Dove Recipes for Every Part of the Feast


Dove Recipes for Every Part of the Feast


Dove recipes come in all forms – from fancy to family dinners. From grilled to sautéed to Grandma’s “best of the best” meals, the dove can be the star of many main courses. But…let us begin with the appetizer portion. There are many dishes out there that can be used for this part of the feast, but when it comes to dove meat, there is one recipe – the Pan-Fried Dove Appetizer – that is heralded by many as being the best…although the Dove Kabobs come in a close second.

Kabobs, Pan-Fried, recipes, fowl, cooking, feast, Grandma’s Dove and Dumplings, Dove is great meat with very little fat, very little dark meat portions, and is tender. But it is also well-known that dove tastes better when it’s very slowly braised. For this article, Pan-Fried Dove appetizers are being spotlighted because they literally are the best for outside get-togethers, they are gone within minutes of serving, and they are extremely easy to prepare. Although the dove is deboned, the wings are not thrown away, and one of the most fun aspects of the dish comes from creating a variety of dipping sauces that you and your family love.  


Serving 4, when it comes to the list of ingredients for this mouth-watering dish, you will need: 12 Dove; 1 cup buttermilk; 2 cups all-purpose flour; 1 ½ tablespoon paprika; 1 teaspoon kosher salt; ½ teaspoon freshly ground pepper; and peanut oil (for frying).

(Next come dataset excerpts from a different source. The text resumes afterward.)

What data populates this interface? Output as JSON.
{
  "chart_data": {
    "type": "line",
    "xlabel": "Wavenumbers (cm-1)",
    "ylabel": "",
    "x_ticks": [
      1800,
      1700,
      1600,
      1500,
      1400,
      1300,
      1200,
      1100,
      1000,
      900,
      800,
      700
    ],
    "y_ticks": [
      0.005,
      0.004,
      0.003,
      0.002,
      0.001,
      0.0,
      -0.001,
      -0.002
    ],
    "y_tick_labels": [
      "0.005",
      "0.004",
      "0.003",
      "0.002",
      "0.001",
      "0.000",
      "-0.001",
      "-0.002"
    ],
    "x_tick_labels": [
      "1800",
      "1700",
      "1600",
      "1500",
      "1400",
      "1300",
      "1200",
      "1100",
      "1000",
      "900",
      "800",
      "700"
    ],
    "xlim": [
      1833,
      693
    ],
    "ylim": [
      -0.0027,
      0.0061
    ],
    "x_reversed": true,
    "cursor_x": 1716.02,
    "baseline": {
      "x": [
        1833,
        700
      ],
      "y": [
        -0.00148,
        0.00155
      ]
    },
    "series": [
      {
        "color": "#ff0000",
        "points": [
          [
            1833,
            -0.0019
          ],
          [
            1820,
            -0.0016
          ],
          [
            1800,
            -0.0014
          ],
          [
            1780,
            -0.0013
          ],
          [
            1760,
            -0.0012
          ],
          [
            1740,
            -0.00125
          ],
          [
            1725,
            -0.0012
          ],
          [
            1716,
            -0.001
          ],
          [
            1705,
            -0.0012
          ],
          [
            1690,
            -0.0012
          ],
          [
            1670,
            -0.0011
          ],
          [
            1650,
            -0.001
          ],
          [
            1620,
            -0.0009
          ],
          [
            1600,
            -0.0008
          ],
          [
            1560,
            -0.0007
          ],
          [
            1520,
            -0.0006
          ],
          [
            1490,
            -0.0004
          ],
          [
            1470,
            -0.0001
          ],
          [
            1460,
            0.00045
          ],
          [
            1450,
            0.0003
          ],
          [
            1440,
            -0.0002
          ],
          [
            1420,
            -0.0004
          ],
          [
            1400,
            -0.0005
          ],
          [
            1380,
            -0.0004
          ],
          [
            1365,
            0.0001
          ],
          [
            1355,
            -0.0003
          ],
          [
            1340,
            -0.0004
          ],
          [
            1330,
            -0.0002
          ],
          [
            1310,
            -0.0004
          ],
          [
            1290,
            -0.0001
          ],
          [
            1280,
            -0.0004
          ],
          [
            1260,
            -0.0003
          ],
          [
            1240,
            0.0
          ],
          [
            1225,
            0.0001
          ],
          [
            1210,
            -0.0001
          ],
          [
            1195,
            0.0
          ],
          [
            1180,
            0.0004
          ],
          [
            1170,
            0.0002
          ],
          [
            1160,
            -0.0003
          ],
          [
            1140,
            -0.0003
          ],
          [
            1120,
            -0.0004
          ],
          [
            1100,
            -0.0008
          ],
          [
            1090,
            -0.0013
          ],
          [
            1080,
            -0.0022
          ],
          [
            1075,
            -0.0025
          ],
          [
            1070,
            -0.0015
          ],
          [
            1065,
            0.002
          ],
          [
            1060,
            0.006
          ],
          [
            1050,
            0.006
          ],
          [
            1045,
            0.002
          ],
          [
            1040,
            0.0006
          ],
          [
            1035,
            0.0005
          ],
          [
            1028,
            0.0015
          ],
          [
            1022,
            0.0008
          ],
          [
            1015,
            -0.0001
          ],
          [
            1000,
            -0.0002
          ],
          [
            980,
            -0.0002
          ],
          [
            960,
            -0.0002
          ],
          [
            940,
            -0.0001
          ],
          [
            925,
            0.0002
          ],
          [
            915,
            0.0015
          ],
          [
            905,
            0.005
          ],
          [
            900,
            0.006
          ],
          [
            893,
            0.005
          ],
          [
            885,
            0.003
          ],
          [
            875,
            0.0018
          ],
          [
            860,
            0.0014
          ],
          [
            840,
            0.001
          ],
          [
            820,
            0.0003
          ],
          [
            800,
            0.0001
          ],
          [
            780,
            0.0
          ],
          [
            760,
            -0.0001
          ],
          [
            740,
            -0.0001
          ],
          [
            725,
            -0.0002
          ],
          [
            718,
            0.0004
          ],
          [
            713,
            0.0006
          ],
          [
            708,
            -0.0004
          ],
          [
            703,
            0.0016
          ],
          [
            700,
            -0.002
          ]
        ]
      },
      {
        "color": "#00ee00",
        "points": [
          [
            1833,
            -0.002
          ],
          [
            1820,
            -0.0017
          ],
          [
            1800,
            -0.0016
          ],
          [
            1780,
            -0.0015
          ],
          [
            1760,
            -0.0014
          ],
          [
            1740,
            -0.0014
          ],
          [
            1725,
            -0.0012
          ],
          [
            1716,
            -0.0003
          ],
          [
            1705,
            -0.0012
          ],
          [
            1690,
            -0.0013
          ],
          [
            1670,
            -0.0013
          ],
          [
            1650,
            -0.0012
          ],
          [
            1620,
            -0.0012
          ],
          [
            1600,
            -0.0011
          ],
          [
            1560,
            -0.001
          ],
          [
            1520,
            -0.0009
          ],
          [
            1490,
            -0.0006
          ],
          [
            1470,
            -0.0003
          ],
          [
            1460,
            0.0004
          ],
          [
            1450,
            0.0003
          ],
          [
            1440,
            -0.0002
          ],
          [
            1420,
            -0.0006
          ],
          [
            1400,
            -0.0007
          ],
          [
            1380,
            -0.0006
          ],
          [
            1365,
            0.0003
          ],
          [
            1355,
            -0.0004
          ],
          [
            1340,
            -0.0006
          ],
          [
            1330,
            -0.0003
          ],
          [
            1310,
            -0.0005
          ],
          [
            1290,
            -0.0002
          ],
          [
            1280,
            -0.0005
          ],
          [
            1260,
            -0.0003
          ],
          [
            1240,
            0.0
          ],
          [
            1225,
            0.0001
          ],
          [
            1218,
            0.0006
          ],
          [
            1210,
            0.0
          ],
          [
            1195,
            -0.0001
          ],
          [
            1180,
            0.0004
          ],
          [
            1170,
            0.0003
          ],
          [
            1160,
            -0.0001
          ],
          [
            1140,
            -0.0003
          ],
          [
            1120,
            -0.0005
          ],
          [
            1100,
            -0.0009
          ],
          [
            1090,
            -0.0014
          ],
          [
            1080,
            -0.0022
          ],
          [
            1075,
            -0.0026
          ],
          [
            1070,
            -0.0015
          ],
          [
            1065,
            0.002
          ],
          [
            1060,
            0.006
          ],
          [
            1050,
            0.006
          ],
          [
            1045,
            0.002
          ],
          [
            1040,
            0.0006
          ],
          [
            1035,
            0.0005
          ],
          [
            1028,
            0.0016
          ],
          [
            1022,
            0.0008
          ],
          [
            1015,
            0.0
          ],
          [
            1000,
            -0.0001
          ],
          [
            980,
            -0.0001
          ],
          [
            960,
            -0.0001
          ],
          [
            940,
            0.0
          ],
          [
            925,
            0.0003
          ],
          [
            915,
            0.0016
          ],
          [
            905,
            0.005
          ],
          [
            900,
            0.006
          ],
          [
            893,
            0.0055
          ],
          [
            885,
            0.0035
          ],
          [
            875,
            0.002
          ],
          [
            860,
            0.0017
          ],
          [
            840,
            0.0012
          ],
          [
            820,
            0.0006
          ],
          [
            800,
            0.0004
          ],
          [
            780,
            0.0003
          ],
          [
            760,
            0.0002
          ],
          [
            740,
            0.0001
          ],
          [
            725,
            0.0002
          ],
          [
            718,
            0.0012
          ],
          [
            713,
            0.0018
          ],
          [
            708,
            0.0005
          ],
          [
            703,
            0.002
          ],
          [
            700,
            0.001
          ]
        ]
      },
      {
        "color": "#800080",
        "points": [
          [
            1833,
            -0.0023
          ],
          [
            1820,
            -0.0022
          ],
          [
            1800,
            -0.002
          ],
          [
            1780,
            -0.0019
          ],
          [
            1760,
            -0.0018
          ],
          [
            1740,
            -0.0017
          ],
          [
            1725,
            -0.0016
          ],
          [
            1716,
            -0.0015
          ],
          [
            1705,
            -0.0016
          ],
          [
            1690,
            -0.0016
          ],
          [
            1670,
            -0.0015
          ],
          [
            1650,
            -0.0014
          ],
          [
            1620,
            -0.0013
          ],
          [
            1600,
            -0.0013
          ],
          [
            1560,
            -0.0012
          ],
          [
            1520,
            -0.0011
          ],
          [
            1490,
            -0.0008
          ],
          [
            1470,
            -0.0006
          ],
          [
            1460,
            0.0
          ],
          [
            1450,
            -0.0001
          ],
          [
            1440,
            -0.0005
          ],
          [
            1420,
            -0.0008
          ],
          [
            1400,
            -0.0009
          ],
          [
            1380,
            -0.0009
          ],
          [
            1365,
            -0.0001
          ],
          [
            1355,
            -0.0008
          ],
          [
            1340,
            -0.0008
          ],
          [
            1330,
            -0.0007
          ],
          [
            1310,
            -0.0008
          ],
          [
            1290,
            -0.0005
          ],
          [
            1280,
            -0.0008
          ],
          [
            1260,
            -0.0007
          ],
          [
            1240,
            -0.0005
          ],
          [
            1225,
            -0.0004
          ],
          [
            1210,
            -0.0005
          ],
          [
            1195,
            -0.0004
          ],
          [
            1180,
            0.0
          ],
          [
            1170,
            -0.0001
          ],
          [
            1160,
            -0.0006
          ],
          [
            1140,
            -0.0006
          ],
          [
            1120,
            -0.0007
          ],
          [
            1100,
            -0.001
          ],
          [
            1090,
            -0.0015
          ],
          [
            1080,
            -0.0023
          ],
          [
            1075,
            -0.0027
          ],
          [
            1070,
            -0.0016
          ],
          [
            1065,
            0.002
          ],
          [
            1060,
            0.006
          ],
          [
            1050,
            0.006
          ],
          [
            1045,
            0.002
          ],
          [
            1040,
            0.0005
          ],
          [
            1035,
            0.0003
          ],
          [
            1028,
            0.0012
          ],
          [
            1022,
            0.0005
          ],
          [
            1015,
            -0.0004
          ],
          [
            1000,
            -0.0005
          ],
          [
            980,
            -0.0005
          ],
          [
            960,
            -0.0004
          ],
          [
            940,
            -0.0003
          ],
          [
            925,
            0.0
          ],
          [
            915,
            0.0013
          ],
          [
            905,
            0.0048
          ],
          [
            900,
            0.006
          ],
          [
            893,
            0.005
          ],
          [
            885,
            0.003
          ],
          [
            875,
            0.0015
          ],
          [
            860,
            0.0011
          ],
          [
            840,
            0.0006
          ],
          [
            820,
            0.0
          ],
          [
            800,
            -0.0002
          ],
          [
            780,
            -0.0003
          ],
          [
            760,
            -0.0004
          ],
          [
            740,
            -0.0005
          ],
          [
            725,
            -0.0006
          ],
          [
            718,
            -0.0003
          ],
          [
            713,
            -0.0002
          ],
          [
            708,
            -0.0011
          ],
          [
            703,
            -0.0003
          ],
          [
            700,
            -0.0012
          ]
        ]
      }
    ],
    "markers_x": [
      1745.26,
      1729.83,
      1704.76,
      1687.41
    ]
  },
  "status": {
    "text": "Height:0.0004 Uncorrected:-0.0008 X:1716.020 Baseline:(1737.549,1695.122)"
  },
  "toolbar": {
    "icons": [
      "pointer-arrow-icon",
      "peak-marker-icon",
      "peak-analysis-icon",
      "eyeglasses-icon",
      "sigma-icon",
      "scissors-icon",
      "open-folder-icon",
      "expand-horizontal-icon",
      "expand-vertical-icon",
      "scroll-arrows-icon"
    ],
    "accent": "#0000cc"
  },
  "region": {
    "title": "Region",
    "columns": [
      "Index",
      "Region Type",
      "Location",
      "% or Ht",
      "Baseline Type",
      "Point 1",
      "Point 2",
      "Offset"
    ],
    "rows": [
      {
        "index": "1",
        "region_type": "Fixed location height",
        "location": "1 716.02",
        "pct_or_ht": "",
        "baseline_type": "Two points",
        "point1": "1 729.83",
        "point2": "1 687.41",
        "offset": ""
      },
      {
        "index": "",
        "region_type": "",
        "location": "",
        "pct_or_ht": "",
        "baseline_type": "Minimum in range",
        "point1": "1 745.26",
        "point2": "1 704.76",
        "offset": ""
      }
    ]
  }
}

First, remove the breast meat from the dove. Place buttermilk into a shallow bowl, and in another shallow dish combine the flour, paprika, salt, and pepper. Dip the dove breasts into the buttermilk and then into the flour mixture until coated. Pour about ¼ inch of the peanut oil into the bottom of a cast iron skillet and bring to 350 degrees. Fry the dove breasts in batches for about 2 minutes, turning once during frying. Remove the dove, place on a platter and serve with those favorite dipping sauces that you created!


So now you’ve come to the main dish of the evening. Do you want it fancy or family-style? When it comes to dove, you can have both. If wishing to head down the “fancy” path, one of the best recipes to dive into is Orange & Rosemary Grilled Doves.


What you will need to be successful includes: 18 to 20 whole doves (plucked); 2 tablespoons of grapeseed or canola oil; ½ teaspoon kosher salt; ¼ teaspoon ground black pepper;

2 cups fresh orange juice (equal to 4 large oranges); the zest of 1 orange; 1 tablespoon of chopped rosemary; 2 tablespoons honey; 1/8 teaspoon of pepper and a pinch of salt.


To create this memorable course, prepare the grill. Brush doves with oil, then season with salt and pepper. While the grill is heating, prepare the glaze by combining the orange juice, orange zest, rosemary, honey, pinch of salt, and pepper. Bring to a simmer for 15 to 20 minutes until it has reduced and thickened. When the grill is ready, set the doves on the grill, breast up, and grill for three minutes with the cover on. Remove cover but do not flip the birds, just brush each one with the hearty glaze, recover and grill for 10-12 minutes.


If you’d rather go down the family-style path for your main course, there is no better dove recipe to serve than Grandma’s Dove and Dumplings. The ingredients you will need to gather include: 8 cups chicken broth; 5 stalks chopped celery (with leaves); 3 small chopped onions; 3 tablespoons minced garlic; salt and pepper; 25 cleaned doves; 2 ½ cups all-purpose flour, and ¾ cup water.


The ingredients alone show this to be one of those nutritious, yet incredible-tasting family meals. To begin the dish, simply boil the chicken broth with the celery, onions, garlic, mushrooms (if you wish), salt and pepper. Then add in the doves and simmer until tender (approximately 20 to 30 minutes). Remove the doves to cool and return the broth to a boil.


Meanwhile, lightly flour a work surface and mix flour with water to form a ball of dough that’s not too sticky. Roll dough into a very thin rectangle. Cut into strips. And pull each strip up from the surface, stretching slightly to make each even thinner. Drop strips into the boiling broth one at a time and cook for approximately 20 minutes.


Shred the dove meat and, when the dumplings are cooked, add the shredded dove meat to the broth. This dish will serve 8 and is absolutely amazing!


Dessert, you ask? Stick to the theme of the meal, of course. There are a million recipes out there that require chocolate, and there’s enough “Dove” in that category to end the meal on a truly delicious note.